Dr Soumitra Pathare, director of the Centre of Mental Health Law and Policy said that the government must begin to look at itself as an enabler to do what exactly should have been done in terms of mental health care. He said, “As a poor country, we cannot afford to not focus on promotion and prevention. The government needs to build a policy framework, where self-care, prevention, and informal care are a major part so that we do not have the need to access the most expensive treatments.”
Dr Pathare pointed out that mental healthcare needed its own range of service providers. He said, “We need a range of mental health service providers, not just psychiatrists and psychologists- which we haven’t managed to achieve so far. We need structures or frameworks where different mental health professionals can be trained and regulated.”
While the public healthcare system is overburdened and the overall spending has not been enough, the private health sector has successfully created a monopoly in the healthcare sector. Emphasising how the unaffordability gap can be filled, Dr Samir Parik, director of the Department of mental Health and Behavioural Sciences at Fortis Healthcare, said, “In order to bridge the unaffordability gap, all providers of healthcare whether government or private, should figure a way out, for example, utilising available resources like telemedicine- it is a great equaliser which reduces cost, and improves outreach at a significant level.” We also need primary intervention helplines, and school-level mental health education to bridge this gap, he added.
NGOs strengthening the dilapidated mental health structure
Mostly in urban spaces, but several NGOs have curated modules of psycho-social rehabilitation (PSR), where a spectrum of activities are included such as individual and group counselling, vocational rehabilitation and livelihood skills training, cognitive retraining, family support and counselling, self-help groups, recreation and leisure activities.
“Historically and largely NGOs have played a significant role as implementers.
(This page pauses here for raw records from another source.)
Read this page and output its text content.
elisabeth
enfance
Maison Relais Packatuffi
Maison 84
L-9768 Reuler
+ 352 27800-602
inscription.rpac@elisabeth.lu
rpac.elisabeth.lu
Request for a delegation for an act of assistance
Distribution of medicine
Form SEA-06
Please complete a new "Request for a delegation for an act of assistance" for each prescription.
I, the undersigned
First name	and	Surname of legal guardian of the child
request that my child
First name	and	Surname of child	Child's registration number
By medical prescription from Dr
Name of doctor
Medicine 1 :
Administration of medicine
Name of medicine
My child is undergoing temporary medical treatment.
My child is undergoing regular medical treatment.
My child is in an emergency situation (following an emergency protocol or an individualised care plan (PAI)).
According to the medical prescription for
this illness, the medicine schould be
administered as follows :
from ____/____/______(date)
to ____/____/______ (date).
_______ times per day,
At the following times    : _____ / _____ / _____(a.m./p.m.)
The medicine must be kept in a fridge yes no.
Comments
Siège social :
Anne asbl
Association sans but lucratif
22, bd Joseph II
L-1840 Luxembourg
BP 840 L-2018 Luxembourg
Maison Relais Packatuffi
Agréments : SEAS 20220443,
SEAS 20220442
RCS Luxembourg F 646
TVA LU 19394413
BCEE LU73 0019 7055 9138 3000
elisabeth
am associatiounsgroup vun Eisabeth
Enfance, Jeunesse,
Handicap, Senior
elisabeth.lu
They have addressed issues of access, wherever the government did not have physical presence to provide a facility. From addressing access to now acknowledging the need of policy making, awareness and advocacy, NGOs have reached and are catering to every need remarkably. As NGOs work with fixed agendas, now the government is also reaching out to NGOs for a third point of view in policy-making and for better implementation,” said Dr Preeti Kumar, vice president of the Public Health Foundation of India.
Reena Nath, a New Delhi-based systemic therapist, who was associated with Sanjeevani Society for Mental Health for 17 years said that Sanjeevani was one of the first walk-in crisis intervention centres and “that could have happened only in New Delhi in those years.”
Sanjeevani still exists as a place for those who cannot afford private mental health care which is very expensive.
“It created a safe environment where people were ‘self-referred’, they heard about the centre and they decided to walk in fighting the ‘South Delhi stigma’ around mental health. India needs more crisis centres like Sanjeevani to strengthen the overall infrastructure,” Nath said.
Reportedly, NGOs working with severe mental health disorders like schizophrenia often focus both on symptom controlling during the acute phase of illness and also on rehabilitation of the patient. One such example of such Chennai-based NGO is Schizophrenia Research Foundation (SCARF). It was set up to focus on a holistic approach. In case of severe mental disorders, NGOs ensure that patients are being provided vocational training in skilled professions such as carpentry and printing, social skills training and family therapy, so that patients lead a normal life.
Talking about the equal quality of care available in both private and social sector, 27-year-old software engineer Ankita, who has opted for both private therapy sessions and is also a part of a social mental health support group, said, “we all are dealing with something and accessing treatment should be a priority so that it doesn’t worsen.”